С грохотом захлопнувшаяся дверь разом оборвала все звуки. На долгие тяжёлые минуты в комнате установилось тягостное тягучее молчание.
— А теперь скажи. Только спокойно и без криков. При чём здесь эти дурацкие названные тобой системы и при чём здесь какая-то кабала? К чему это ты тут виселицу приплела?
Спокойная, мертвенно бледная Маша, стараясь не смотреть на Беллу, преувеличенно аккуратно села обратно в своё кресло и принялась старательно разбирать разбросанные по всему столу бумаги.
— Это не я придумала, — ещё более тихо отозвалась Белла, вернувшись в своё кресло и также стараясь не смотреть в сторону Маши. — Это возможный сценарий развития наших отношений с Куницей в случае заключения этого кабального договора. Мы вполне реально чуть было не попали в самую натуральную кабалу до конца своих дней. И виновата в этом была бы ты.
— Объяснись.
— Объясниться? — старательно сдерживаясь, чтобы снова не сорваться, медленно и осторожно начала Белла. — Пожалуйста.
Намного помолчав, Белла начал говорить тихим, невыразительным голосом.
— Первым делом, всё таки скажи. Откуда ты взяла количество четвертных бутылей числом двести одиннадцать тысяч?
— Пять тысяч двести восемьдесят тонн спирта, которые мы должны получить из доли Куницы в миллион пудов зерна, делим на двадцать пять литров, объём одной четвертной бутыли. На выходе получаем ровным счётом двести одиннадцать тысяч двести четвертных бутылей. Арифметика — самая простая.

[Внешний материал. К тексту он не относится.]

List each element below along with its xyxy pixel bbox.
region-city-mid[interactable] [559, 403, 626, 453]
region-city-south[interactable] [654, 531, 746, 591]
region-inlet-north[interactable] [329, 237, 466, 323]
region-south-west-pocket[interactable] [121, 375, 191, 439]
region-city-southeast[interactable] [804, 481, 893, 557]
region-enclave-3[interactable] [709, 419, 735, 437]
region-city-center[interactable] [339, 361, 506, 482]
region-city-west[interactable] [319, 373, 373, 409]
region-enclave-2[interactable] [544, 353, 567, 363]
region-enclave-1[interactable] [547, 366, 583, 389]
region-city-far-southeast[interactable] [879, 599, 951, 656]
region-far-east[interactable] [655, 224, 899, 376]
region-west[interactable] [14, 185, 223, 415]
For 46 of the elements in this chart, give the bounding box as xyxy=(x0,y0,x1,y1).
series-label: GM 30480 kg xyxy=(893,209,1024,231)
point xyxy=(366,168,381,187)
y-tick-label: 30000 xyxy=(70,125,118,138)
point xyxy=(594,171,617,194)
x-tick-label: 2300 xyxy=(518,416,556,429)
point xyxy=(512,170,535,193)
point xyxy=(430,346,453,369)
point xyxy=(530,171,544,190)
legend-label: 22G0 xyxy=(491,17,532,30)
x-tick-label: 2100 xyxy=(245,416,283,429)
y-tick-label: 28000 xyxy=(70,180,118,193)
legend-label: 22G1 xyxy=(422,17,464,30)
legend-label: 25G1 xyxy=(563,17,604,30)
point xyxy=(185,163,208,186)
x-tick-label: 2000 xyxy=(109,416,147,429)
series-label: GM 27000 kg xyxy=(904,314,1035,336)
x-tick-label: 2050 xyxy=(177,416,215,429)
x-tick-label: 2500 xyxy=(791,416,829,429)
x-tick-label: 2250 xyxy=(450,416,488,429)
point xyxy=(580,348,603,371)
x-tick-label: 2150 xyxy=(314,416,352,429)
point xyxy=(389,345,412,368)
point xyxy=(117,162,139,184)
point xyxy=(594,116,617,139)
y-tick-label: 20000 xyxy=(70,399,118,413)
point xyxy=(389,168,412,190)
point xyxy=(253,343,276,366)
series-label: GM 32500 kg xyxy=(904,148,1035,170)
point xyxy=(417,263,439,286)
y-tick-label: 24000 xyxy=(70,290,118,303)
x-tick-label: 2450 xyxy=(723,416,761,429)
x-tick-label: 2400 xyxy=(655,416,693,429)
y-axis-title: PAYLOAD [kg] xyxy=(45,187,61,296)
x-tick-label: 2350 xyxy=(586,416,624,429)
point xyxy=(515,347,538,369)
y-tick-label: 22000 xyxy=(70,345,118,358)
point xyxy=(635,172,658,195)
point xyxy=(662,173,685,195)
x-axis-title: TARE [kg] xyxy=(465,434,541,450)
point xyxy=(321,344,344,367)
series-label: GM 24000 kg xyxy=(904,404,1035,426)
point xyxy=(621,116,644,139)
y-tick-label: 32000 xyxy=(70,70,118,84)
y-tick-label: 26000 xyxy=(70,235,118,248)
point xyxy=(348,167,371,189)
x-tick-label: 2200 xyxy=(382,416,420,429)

— Прекрасно, — тихо проговорила Белла, глядя прямо в глаза Маше. — Что и требовалось доказать. Ты великолепный арифметик. Дважды два сложить можешь. Нет слов.
А теперь возьми те же пять тысяч двести восемьдесят тонн спирта и подели их на три литра. Сколько у тебя получится бутылей?
— Зачем?
— Подели, — неприятно улыбнулась Белла. — Не хочешь? Тогда я сама для тебя поделю. И у меня получится ровным счётом один миллион семьсот шестьдесят тысяч бутылей.

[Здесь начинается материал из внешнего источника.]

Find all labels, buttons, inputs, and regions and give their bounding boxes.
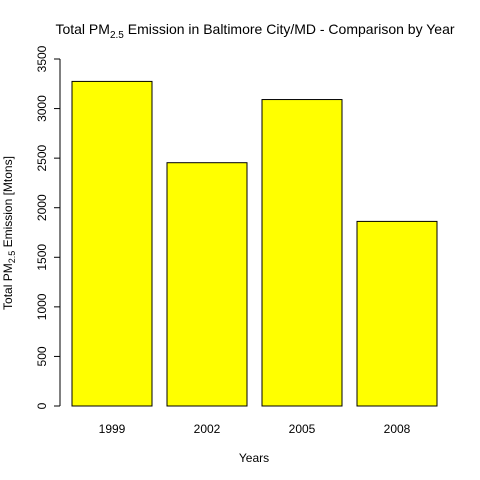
y-axis-label: Total PM2.5 Emission [Mtons]: [1, 156, 17, 310]
y-axis-label-rest: Emission [Mtons]: [1, 156, 15, 251]
y-tick-label-3500: 3500: [35, 45, 49, 72]
y-axis-label-subscript: 2.5: [7, 251, 17, 264]
y-tick-label-2500: 2500: [35, 144, 49, 171]
y-axis-label-main: Total PM: [1, 263, 15, 310]
chart-title-rest: Emission in Baltimore City/MD - Comparis…: [124, 21, 455, 37]
y-tick-label-0: 0: [35, 402, 49, 409]
y-tick-label-3000: 3000: [35, 95, 49, 122]
bar-2008: [356, 220, 438, 407]
y-tick-label-1000: 1000: [35, 293, 49, 320]
x-tick-label-2008: 2008: [384, 422, 411, 436]
y-tick-label-2000: 2000: [35, 194, 49, 221]
y-axis: 0 500 1000 1500 2000 2500 3000 3500: [35, 45, 61, 409]
bars-group: [71, 80, 438, 407]
y-tick-label-500: 500: [35, 346, 49, 366]
y-tick-label-1500: 1500: [35, 244, 49, 271]
x-axis-tick-labels: 1999 2002 2005 2008: [99, 422, 411, 436]
x-axis-label: Years: [239, 451, 269, 465]
x-tick-label-2002: 2002: [194, 422, 221, 436]
bar-2002: [166, 162, 248, 407]
bar-1999: [71, 80, 153, 407]
x-tick-label-2005: 2005: [289, 422, 316, 436]
chart-title-subscript: 2.5: [110, 30, 124, 41]
bar-2005: [261, 99, 343, 407]
x-tick-label-1999: 1999: [99, 422, 126, 436]
chart-title-main: Total PM: [55, 21, 109, 37]
chart-title: Total PM2.5 Emission in Baltimore City/M…: [55, 21, 454, 41]
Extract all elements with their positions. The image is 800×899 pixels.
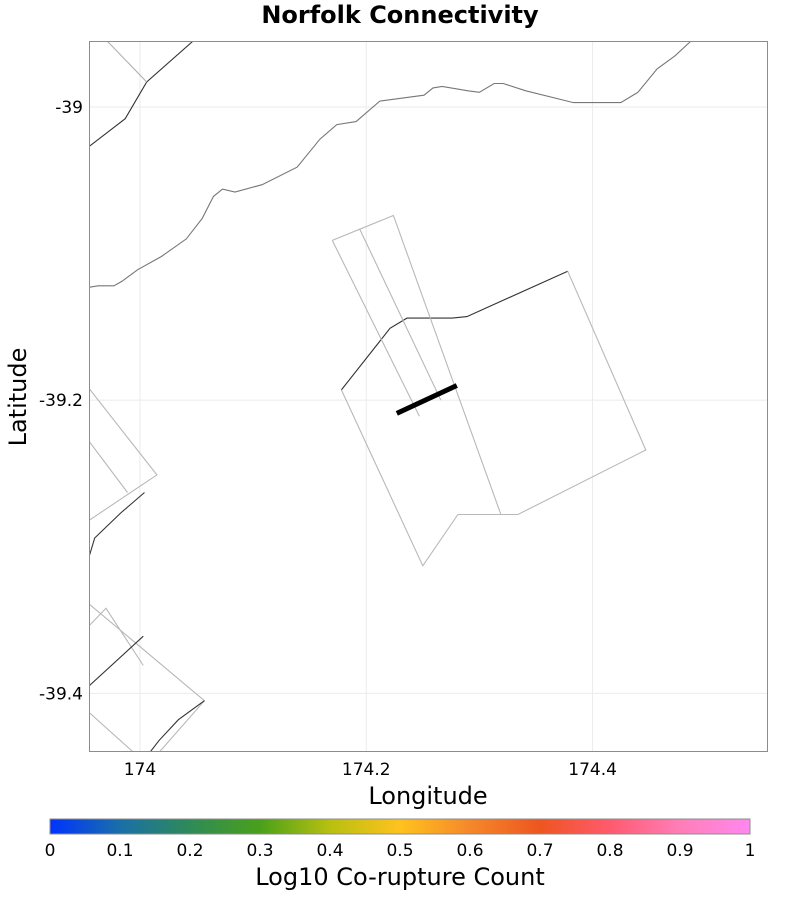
- y-tick-label: -39.4: [39, 684, 83, 704]
- colorbar-label: Log10 Co-rupture Count: [255, 863, 545, 891]
- fault-norfolk-trace: [340, 270, 568, 391]
- fault-plane-mid: [359, 228, 442, 401]
- fault-sect-nw-outline: [106, 41, 148, 83]
- rupture-selected-section: [395, 383, 458, 416]
- y-axis-ticks: -39 -39.2 -39.4: [39, 98, 83, 704]
- colorbar: [49, 818, 751, 835]
- fault-norfolk-outline: [340, 270, 647, 567]
- y-axis-label: Latitude: [4, 348, 32, 447]
- chart-title: Norfolk Connectivity: [261, 1, 539, 29]
- plot-frame: [89, 41, 768, 752]
- x-tick-label: 174: [124, 760, 156, 780]
- colorbar-ticks: 0 0.1 0.2 0.3 0.4 0.5 0.6 0.7 0.8 0.9 1: [45, 841, 756, 861]
- fault-sect-sw-outline-2: [89, 607, 144, 666]
- y-tick-label: -39.2: [39, 391, 83, 411]
- fault-sect-sw-trace-2: [149, 700, 205, 752]
- fault-sect-w-outline: [89, 388, 158, 521]
- colorbar-tick-label: 1: [745, 841, 756, 861]
- fault-sect-w-trace: [89, 492, 145, 558]
- x-tick-label: 174.4: [568, 760, 617, 780]
- colorbar-tick-label: 0: [45, 841, 56, 861]
- coastline: [89, 41, 692, 288]
- x-axis-label: Longitude: [368, 782, 487, 810]
- map-layer: [89, 41, 692, 752]
- colorbar-tick-label: 0.4: [316, 841, 343, 861]
- colorbar-tick-label: 0.5: [386, 841, 413, 861]
- fault-plane-inner: [331, 240, 420, 417]
- fault-plane-outer: [332, 214, 502, 515]
- colorbar-tick-label: 0.2: [176, 841, 203, 861]
- colorbar-tick-label: 0.1: [106, 841, 133, 861]
- x-axis-ticks: 174 174.2 174.4: [124, 760, 617, 780]
- colorbar-tick-label: 0.6: [456, 841, 483, 861]
- colorbar-tick-label: 0.9: [666, 841, 693, 861]
- fault-sect-w-outline-2: [89, 440, 128, 493]
- colorbar-tick-label: 0.7: [526, 841, 553, 861]
- fault-sect-sw-outline: [89, 603, 206, 752]
- colorbar-tick-label: 0.3: [246, 841, 273, 861]
- colorbar-tick-label: 0.8: [596, 841, 623, 861]
- y-tick-label: -39: [55, 98, 83, 118]
- x-tick-label: 174.2: [342, 760, 391, 780]
- fault-sect-nw-top: [89, 41, 194, 148]
- fault-sect-sw-trace: [89, 635, 144, 687]
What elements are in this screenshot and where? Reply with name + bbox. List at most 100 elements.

Второй вопрос. За сколько четвертных бутылей обещался заплатить Куница? Не отвечай, — оборвала она Машу. — Сама знаю — за двести одиннадцать тысяч.
Третий вопрос. А кто заплатит нам за остальные полтора миллиона четвертных бутылей?
— Не улавливаю ход твоих витиеватых мыслей.
— Зри в корень, как говорит мой муж.
Белла, как-то сразу вдруг сникла, и уже усталым, тусклым голосом проговорила, тяжело откинувшись на спинку кресла.
— Ты спрашивала, при чём здесь местная и твоя земная десятеричная системы? Отвечаю.
В нашей системе мер и весов. В нашей, — ядовитым голосом выделила она, глядя Маше прямо в глаза. — Четверть — это четвёртая часть от ведра, объёмом в двенадцать литров. Так что четверть — это три литра, а не двадцать пять, как ты привычно для себя посчитала. Четверть не от ста, а от двенадцати.
Двадцать пять литров здесь — корчага.
По мере её рассказа лицо Маши медленно наливалось нехорошей, синюшной белизной. До неё постепенно начинало доходить какой ямы им просто чудом удалось избежать.
— Было хоть одно упоминание в нашем договоре с Куницей о корчагах? — замолчала на несколько мгновений Белла. — Нет! Не отвечай! — резко оборвала она попытавшуюся что-то сказать Машу. — Мы вместе с тобой вели тот разговор и ни разу это слово не было произнесено. Я прекрасно этот момент помню.
А раз нет, то согласно условиям договора, весь спирт мы должны будем поставить в четвертных бутылях. Весь! В четвертных бутылях! Из которых Куница оплачивает только двести одиннадцать тысяч двести штук! А вот остальные полтора миллиона штук он НЕ ОПЛАЧИВАЕТ. Об их оплате не было разговора вообще. Остальные полтора миллиона МЫ ЕМУ ДАРИМ!